While the company spent years building its own middle- and back-office systems, that experience ultimately reinforced the challenges of developing everything internally.

"Although implementation was ultimately successful, it was expensive and time consuming," Del Duca said. "That was the reason why I was hesitant when it came to advisor-facing booking tools."

Instead, Nuba has partnered with TravelWits, spending more than a year configuring the platform for the Latin American market while simultaneously building targeted proprietary tools around it.

For Del Duca, the future is less about building everything or buying everything and more about identifying where custom development creates a genuine competitive advantage.

"We would never be able to compete with companies employing dozens of engineers," he conceded.

Instead, he believes agencies can effectively pool resources by partnering with specialized technology providers to more selectively build the capabilities that matter most to their businesses.

TravelWits co-founder Arman Bimatov sees the trend more as a new layer of professional leverage. 

"It's the travel advisor with AI that replaces the travel advisor without AI," he said in a video interview.

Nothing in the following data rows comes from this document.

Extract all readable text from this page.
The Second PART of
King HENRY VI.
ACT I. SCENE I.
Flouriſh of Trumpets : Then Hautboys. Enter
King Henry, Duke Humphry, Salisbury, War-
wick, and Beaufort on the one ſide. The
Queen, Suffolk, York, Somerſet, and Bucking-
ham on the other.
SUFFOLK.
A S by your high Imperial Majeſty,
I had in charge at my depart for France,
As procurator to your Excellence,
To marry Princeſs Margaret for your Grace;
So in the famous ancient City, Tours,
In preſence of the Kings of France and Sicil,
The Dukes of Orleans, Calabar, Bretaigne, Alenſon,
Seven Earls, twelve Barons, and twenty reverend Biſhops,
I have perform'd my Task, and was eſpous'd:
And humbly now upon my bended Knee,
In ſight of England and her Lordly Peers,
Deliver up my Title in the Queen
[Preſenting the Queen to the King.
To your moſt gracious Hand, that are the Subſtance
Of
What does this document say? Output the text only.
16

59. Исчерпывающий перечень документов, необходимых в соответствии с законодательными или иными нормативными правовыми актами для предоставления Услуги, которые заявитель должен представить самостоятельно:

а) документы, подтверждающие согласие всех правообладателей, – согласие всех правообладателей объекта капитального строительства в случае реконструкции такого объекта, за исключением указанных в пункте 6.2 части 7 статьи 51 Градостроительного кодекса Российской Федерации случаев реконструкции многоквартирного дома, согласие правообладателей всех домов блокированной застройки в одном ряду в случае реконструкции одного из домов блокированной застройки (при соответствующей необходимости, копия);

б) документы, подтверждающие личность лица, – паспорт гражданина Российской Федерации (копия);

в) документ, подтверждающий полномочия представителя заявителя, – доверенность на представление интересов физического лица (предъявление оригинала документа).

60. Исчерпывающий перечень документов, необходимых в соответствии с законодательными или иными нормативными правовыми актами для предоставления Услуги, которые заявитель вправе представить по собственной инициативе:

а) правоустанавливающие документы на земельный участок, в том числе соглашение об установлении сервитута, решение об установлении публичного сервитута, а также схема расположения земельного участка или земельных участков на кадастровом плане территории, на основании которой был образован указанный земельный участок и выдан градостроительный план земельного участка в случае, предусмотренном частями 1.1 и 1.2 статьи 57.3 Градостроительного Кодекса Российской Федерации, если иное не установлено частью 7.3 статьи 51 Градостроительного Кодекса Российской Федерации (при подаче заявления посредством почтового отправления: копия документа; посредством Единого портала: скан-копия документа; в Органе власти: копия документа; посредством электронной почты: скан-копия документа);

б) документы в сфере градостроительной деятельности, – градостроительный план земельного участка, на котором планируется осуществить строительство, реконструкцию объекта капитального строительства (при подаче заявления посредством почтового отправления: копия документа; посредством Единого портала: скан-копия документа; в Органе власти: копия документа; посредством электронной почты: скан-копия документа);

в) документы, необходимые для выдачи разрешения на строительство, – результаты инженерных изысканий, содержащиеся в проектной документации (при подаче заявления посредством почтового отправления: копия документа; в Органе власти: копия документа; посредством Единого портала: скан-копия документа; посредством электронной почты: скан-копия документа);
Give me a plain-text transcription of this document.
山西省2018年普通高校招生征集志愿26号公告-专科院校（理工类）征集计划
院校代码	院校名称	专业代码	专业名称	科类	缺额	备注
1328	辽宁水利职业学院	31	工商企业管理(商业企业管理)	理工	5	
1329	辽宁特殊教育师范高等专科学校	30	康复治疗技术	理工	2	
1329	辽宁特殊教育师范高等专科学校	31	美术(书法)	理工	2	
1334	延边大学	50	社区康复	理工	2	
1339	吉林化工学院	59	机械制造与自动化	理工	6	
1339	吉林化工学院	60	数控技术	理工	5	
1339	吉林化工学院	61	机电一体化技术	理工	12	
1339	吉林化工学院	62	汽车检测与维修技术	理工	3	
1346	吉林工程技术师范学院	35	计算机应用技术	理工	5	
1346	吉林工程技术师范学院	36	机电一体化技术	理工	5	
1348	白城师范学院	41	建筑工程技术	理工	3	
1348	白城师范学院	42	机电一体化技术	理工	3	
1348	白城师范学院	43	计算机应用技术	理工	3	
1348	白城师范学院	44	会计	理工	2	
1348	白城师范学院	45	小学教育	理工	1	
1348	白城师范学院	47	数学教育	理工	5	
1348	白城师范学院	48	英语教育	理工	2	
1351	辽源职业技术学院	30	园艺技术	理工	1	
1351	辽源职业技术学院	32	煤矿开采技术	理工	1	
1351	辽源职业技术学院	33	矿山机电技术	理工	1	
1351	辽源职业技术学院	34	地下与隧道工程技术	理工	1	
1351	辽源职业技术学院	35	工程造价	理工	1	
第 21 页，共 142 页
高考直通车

For Bimatov, the future belongs to agencies that combine human expertise with increasingly specialized technology stacks. Rather than building every tool in-house, he believes the larger opportunity lies in optimization.

"The solution space gets 100 times or 1,000 times larger," said Bimatov. "If you're just looking at flights, that's one thing. Once you start looking at flights, hotels, cars, insurance, and complete itineraries together, the number of possible combinations grows exponentially."

The real prize in travel AI, then, may be helping advisors navigate increasingly complex decision trees rather than generating content.

The Motion of Modernization

The debate may have started as a choice between buying and building, but the interviews, social media posts, email, WhatsApp correspondence, and YouTube livestreams suggest a more nuanced reality.

The most successful agencies are instead asking a bigger question: What direction are we going, and how does that determine which capabilities are strategic enough to own, and which are better left to specialists?

Fundamentally, sentiments about technology seem to be converging around decision making and better workflow design. That is a theme that repeatedly came up during a panel featuring Courtnie Nichols on HAR*Wired, a livestream on YouTube put on by Host Agency Reviews.

In 2026, the answers appear to depend less on company size than on an agency's ambitions and business model.

After all, technology is inherently neutral. An agency's direction must be deliberately designed before its engine is either built, bought, or assembled from carefully chosen parts.